De périodicité trimestrielle, le N° 2 de cette revue
recouvre les mois d'Octobre à Décembre 1997. Dans les pages
16 à 29 de cette revue, a été publié un article
sous la signature de l'appelant intitulé : "LE CULTE DU
5 NOVEMBRE 1990" donnant le point de vue de son auteur sur l'observation
faite ce jour-là "d'un immense ensemble de lumières qui traversait
le ciel dans le plus parfait silence".
L'auteur de l'article incriminé mentionnait en exergue que "quelques
jours plus tard, le SEPRA, service officiel d'étude des OVNI, annonçait
qu'il s'agissait de la rentrée dans l'atmosphère du troisième
étage d'une fusée soviétique PROTON".
Et, non satisfait d'une telle explication, Mr Robert ALESSANDRI d'ajouter :
"Une identification contestée par beaucoup d'ufologues, et la controverse
fait encore rage plus de 6 ans après les événements.
Simple rentrée atmosphérique ou plus importnte vague d'ovnis
en France depuis 1954 ? Le point sur une question qui est devenue une
affaire de foi bien plus que de recherche".
Puis, Mr Jean-Jacques VELASCO précise qu'au lieu de se livrer à
un exposé de ses arguments et à une critique technique, Mr
Robert ALESSANDRI a porté à son encontre des appréciations
inadmissibles et fautives. On peut en effet lire, en page 16, ... pourquoi
les ufologues... "ont-ils préféré discuter uniquement
des affirmations du directeur du SEPRA, ce scientifique de dernier sous-sol
dont tout le monde sait qu'il n'a qu'une fonction de relations publiques".
Puis, en page 17 dudit Article, il est fait état que "les contradictions
du SEPRA s'expliquent par l'incompétence totale de son directeur en
la matière".
En outre, l'encadré des pages 18 et 19 du même article est intitulé :
"quand le C. N. E. S. emploie des fumistes. On y lit encore :
... "et lorsque cet expert s'est empêtré dans d'invraisemblables
contradiction, imprécisions et silences, nos ufologues, mal informés
sur des phénomènes peu courants qui n'intéressent pas
grand-monde, ont naturellement pensé que ce porte-parole de la science
officielle mentait pour cacher une réalité dérangeante".

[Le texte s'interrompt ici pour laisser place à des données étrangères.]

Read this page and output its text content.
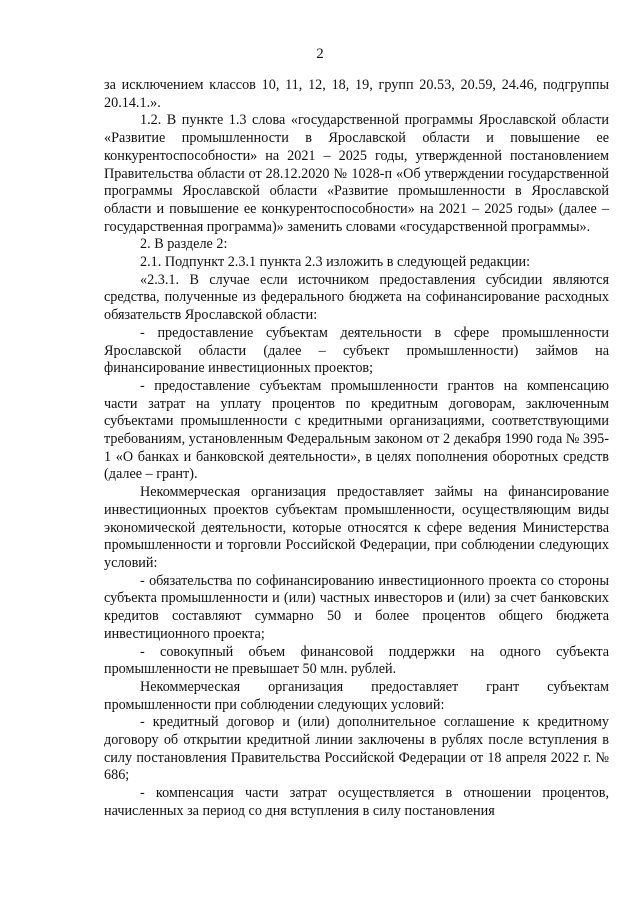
2

за исключением классов 10, 11, 12, 18, 19, групп 20.53, 20.59, 24.46, подгруппы 20.14.1.».

1.2. В пункте 1.3 слова «государственной программы Ярославской области «Развитие промышленности в Ярославской области и повышение ее конкурентоспособности» на 2021 – 2025 годы, утвержденной постановлением Правительства области от 28.12.2020 № 1028-п «Об утверждении государственной программы Ярославской области «Развитие промышленности в Ярославской области и повышение ее конкурентоспособности» на 2021 – 2025 годы» (далее – государственная программа)» заменить словами «государственной программы».

2. В разделе 2:

2.1. Подпункт 2.3.1 пункта 2.3 изложить в следующей редакции:

«2.3.1. В случае если источником предоставления субсидии являются средства, полученные из федерального бюджета на софинансирование расходных обязательств Ярославской области:

- предоставление субъектам деятельности в сфере промышленности Ярославской области (далее – субъект промышленности) займов на финансирование инвестиционных проектов;

- предоставление субъектам промышленности грантов на компенсацию части затрат на уплату процентов по кредитным договорам, заключенным субъектами промышленности с кредитными организациями, соответствующими требованиям, установленным Федеральным законом от 2 декабря 1990 года № 395-1 «О банках и банковской деятельности», в целях пополнения оборотных средств (далее – грант).

Некоммерческая организация предоставляет займы на финансирование инвестиционных проектов субъектам промышленности, осуществляющим виды экономической деятельности, которые относятся к сфере ведения Министерства промышленности и торговли Российской Федерации, при соблюдении следующих условий:

- обязательства по софинансированию инвестиционного проекта со стороны субъекта промышленности и (или) частных инвесторов и (или) за счет банковских кредитов составляют суммарно 50 и более процентов общего бюджета инвестиционного проекта;

- совокупный объем финансовой поддержки на одного субъекта промышленности не превышает 50 млн. рублей.

Некоммерческая организация предоставляет грант субъектам промышленности при соблюдении следующих условий:

- кредитный договор и (или) дополнительное соглашение к кредитному договору об открытии кредитной линии заключены в рублях после вступления в силу постановления Правительства Российской Федерации от 18 апреля 2022 г. № 686;

- компенсация части затрат осуществляется в отношении процентов, начисленных за период со дня вступления в силу постановления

"Comment auraient-ils pu se douter que le Directeur du Service d'Expertise
des Phénomènes de Rentrées Atmosphériques était
d'une nullité absolue en la matière ?", "que s'il ne répondait
pas aux questions que lui posaient les ufologues et les témoins, c'était
parce qu'il ignorait totalement les réponses". "Cette profonde incompétence,
VELASCO n'a jamais cherché à la corriger durant les années
qui ont suivi"...
Suivent d'autres citations qui peuvent être aisément retrouvées dans les conclusions de l'intimé.
Ceci exposé, Mr Jean-Jacques VELASCO observe que son adversaire s'est
volontairement abstenu de comparaître en première instance.
Il lui reconnaît par ailleurs le droit d'émettre des critiques
sur le plan scientifique, même si elles se révèlent sans
fondement, mais à condition de rester dans certaines normes sur le
plan terminologique. De surcroît, à la suite de la publication
de l'article litigieux, Mr ALESSANDRI fut destinataire, à l'initiative
du C. N. E. S., d'une lettre de protestation. Aussi ne peut-il exciper de
la légitimité des critiques par lui formulées.
III - DISCUSSION :
7° - Aucune difficulté n'apparaît quant à la recevabilité
de l'appel relevé par Mr Robert ALESSANDRI à l'encontre du
Jugement réputé contradictoire rendu à son encontre.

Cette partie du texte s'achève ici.